The next question is: Which Malaysian laws assure you that this is carried out?


Malaysian law says you must be compensated

Image from Dialaflight

Your right to compensation can be found in the Malaysian Aviation Consumer Protection Code 2016 (MACPC), which is a subsidiary legislation overseen by the Malaysian Aviation Commission. This is the law in Malaysia which stipulates the minimumservice levels and standards that airlines must provide to their passengers.

S 11(3) of the MACPC states:

“If the number of passengers who volunteer is insufficient, the operating airline may deny boarding to any passenger and shall immediately offer compensation in accordance with the First Schedule.”

This provision essentially means that if you are involuntarily denied carriage due to overbooking, then the airline company is obligated to compensate you accordingly.

Briefly, in the First Schedule, once denied boarding you are entitled to free meals, internet access, hotel accommodation where necessary and transport between accommodation and airport. Besides, the passenger can also choose between full reimbursement of the cost of the flight ticket or a free flight to their final destination at the earliest opportunity or at a later date.


Some other rights you have as an airline passenger

If your flight is delayed for more than two hours, you are entitled to compensation. If your baggage is lost or damaged, or even if it does not arrive on the same flight, the airline has to compensate you. MACPC also obliges airlines to provide aid to persons with disability the moment they step into the airport - you just have to notify them beforehand.

In order to better secure your rights as a passenger, we advise you to request for a written statement from the airlines if you’re denied boarding or facing a flight delay of at least two hours; the airlines cannot refuse your request. This is because, once the request is made, section 15(2) of MACPC obliges airlines to provide a written notice setting out the compensation and contact details to their passengers.


You have a right to complain!

We have discussed the law and regulation on paper, but the disputes between passengers and airlines may not be resolved amicably. If you are unhappy with the airline’s services, lodge a complaint with the airline. If the complaint is not resolved within 30 days or if you are not satisfied with the resolution, you can tell the airline, “I see you in court!”

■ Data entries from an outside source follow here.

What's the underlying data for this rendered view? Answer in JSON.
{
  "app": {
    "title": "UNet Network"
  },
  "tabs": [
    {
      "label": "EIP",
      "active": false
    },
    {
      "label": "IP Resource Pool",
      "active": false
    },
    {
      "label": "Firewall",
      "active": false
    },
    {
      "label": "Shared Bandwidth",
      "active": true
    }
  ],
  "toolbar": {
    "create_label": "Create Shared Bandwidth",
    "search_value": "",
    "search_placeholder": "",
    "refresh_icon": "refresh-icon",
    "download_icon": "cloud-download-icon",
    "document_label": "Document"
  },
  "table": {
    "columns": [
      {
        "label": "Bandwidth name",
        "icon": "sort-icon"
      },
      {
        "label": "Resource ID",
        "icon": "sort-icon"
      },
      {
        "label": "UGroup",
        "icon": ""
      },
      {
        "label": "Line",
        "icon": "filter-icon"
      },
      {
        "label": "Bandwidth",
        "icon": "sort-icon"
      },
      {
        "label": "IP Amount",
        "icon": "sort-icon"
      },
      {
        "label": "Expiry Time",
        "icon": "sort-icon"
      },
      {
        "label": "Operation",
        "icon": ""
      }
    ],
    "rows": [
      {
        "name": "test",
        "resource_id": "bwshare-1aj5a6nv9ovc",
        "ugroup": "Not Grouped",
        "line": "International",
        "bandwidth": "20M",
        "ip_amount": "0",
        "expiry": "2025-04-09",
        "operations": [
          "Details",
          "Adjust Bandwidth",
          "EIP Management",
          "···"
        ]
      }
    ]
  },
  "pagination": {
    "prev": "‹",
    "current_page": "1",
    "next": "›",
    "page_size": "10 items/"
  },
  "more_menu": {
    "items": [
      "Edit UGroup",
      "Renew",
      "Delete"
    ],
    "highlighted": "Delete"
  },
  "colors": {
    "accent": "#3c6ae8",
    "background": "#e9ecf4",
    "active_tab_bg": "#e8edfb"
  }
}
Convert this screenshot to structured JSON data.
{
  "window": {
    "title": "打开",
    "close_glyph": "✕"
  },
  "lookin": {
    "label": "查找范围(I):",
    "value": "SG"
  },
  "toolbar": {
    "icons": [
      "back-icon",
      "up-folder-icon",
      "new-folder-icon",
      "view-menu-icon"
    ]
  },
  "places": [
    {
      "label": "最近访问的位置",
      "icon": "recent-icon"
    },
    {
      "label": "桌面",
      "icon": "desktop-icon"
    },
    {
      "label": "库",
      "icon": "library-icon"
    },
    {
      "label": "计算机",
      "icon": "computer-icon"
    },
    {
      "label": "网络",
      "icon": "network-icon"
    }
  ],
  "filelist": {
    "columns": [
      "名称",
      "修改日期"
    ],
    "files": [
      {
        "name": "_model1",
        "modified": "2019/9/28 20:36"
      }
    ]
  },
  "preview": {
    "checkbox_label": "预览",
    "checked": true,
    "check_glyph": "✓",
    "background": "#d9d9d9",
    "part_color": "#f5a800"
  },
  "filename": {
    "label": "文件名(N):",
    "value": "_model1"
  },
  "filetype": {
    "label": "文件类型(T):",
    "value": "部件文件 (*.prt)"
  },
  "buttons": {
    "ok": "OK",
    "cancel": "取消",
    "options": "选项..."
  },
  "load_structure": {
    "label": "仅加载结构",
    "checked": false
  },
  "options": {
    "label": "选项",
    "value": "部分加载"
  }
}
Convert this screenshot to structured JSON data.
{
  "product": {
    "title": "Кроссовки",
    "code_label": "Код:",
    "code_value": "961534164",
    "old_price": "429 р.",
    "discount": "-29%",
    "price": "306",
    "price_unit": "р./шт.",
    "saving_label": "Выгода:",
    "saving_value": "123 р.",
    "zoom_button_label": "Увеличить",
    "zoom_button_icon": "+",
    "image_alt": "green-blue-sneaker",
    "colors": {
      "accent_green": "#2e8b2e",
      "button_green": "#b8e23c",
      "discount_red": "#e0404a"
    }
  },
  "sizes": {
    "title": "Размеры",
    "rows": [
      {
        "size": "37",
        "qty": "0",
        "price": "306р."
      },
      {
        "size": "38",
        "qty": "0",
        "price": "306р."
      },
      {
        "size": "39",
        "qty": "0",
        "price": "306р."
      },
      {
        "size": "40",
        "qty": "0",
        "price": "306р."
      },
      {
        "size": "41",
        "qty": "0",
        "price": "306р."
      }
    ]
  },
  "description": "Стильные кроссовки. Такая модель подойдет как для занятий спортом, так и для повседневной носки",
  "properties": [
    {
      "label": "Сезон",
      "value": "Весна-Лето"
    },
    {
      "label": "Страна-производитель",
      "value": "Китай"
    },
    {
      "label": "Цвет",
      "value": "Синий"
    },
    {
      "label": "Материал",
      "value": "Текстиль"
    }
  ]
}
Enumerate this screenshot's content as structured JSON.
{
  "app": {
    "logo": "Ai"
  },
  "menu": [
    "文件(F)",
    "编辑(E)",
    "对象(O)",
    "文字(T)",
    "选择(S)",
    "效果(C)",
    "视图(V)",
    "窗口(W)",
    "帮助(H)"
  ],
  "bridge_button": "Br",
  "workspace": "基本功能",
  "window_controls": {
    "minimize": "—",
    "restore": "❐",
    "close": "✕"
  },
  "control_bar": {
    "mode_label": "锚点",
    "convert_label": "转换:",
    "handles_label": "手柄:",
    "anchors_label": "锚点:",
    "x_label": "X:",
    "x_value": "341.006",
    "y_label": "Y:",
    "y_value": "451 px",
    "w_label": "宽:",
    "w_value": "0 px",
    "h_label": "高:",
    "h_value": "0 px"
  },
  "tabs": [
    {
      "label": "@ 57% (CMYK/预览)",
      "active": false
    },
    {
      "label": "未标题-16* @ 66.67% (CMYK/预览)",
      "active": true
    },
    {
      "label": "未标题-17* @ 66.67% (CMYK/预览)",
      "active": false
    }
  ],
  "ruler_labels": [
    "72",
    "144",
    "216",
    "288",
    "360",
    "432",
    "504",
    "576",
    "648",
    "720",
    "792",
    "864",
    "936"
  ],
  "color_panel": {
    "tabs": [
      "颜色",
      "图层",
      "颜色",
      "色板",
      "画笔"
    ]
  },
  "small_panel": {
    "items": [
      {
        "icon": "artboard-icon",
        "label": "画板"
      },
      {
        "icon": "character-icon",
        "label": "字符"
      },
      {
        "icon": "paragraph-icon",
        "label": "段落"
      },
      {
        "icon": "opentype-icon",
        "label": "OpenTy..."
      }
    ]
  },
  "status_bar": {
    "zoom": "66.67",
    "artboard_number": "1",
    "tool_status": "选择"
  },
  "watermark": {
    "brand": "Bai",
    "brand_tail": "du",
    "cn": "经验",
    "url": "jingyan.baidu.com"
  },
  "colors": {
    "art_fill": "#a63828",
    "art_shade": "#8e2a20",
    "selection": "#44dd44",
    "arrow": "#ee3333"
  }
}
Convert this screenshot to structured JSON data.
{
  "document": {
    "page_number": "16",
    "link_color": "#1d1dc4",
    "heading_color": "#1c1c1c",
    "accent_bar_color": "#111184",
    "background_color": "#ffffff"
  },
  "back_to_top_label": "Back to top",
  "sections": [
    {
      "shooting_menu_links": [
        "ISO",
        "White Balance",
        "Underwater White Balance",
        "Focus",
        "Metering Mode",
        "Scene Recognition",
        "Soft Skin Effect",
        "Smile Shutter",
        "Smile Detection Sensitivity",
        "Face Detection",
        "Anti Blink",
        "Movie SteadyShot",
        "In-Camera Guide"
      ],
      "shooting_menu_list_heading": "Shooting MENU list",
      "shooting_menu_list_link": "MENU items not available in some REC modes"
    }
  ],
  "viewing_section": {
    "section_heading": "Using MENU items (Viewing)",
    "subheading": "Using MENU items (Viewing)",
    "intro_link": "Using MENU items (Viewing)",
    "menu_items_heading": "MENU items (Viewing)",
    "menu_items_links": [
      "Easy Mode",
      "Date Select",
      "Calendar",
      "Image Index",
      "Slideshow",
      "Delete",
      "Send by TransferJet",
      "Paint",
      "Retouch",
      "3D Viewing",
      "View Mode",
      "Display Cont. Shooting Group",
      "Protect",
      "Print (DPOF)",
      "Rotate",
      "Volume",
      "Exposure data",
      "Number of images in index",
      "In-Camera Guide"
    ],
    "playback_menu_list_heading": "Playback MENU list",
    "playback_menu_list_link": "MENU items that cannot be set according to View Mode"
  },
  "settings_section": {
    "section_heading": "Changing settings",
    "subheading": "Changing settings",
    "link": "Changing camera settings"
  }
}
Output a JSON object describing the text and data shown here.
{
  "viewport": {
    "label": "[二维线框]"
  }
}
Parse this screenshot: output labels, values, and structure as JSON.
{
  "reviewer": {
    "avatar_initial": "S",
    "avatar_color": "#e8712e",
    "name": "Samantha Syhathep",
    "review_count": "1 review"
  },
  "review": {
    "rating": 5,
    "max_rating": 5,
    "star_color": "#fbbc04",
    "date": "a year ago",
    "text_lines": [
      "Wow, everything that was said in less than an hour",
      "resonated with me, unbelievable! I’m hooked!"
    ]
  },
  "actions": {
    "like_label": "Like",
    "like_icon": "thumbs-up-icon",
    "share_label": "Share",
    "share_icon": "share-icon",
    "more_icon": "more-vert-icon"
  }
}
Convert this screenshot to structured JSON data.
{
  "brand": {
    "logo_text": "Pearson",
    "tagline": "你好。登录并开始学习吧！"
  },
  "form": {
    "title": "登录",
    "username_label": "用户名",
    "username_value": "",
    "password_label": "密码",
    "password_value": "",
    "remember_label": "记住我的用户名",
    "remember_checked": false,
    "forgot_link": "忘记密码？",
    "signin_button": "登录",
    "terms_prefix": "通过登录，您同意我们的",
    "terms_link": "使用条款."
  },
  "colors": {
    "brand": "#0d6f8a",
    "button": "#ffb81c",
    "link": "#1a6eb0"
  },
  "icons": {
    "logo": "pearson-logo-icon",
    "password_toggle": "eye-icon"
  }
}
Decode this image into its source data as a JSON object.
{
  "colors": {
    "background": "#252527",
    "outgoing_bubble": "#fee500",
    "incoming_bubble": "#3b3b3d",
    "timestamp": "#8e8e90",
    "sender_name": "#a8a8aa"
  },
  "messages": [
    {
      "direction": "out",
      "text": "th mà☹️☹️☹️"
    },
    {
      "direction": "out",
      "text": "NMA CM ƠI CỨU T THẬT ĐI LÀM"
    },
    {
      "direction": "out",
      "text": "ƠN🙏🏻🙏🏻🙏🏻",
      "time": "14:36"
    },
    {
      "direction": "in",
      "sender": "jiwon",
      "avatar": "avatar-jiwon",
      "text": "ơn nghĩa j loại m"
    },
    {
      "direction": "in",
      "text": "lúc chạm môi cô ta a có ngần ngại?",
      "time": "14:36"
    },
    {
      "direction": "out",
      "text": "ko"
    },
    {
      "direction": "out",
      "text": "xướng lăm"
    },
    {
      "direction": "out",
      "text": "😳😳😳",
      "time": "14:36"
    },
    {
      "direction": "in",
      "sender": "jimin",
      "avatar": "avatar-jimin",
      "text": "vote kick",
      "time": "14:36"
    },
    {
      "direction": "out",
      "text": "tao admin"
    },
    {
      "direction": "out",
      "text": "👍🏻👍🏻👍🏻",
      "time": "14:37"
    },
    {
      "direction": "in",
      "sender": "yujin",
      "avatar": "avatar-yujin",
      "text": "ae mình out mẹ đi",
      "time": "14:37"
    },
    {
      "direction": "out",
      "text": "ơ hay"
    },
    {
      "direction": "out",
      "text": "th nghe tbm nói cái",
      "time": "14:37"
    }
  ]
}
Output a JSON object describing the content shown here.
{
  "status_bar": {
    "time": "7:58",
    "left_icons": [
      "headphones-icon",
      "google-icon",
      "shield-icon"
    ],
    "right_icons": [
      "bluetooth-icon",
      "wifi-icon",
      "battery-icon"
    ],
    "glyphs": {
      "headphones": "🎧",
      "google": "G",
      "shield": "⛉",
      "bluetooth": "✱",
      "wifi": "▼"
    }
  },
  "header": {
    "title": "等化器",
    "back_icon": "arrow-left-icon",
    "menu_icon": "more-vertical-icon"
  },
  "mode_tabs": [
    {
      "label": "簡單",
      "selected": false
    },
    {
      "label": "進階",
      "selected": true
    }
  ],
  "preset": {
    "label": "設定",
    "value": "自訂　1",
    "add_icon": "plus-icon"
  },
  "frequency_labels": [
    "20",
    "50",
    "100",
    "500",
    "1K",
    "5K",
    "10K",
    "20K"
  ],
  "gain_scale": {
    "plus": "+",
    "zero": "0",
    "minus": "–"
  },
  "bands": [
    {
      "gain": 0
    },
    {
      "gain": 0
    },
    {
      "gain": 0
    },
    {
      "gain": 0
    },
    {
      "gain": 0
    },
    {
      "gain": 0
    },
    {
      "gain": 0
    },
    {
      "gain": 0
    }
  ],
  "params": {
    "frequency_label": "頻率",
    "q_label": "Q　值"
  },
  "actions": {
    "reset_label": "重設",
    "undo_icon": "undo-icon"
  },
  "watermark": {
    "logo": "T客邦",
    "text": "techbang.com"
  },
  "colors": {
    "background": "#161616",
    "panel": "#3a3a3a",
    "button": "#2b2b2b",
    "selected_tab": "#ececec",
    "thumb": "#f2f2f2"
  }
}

But suing an airline might incur a huge amount of costs, so perhaps the better alternative is to lodge a complaint to the Malaysian Aviation Commission via the complaint page linked here.

Lastly, upon knowing that you have all the rights to compensation and complaint; we still advise you to obey instructions given by the airlines, and to not engage in a fight (even verbally) with anybody in the plane. You don't want to win the battle but lose your seat.

This article is for informational purposes only and should not be taken as legal advice. Every situation is unique and dependent on the facts (ie, the circumstances surrounding your individual case) so we recommend that you consult a lawyer before considering any further action. All articles have been scrutinized by a practicing lawyer to ensure accuracy.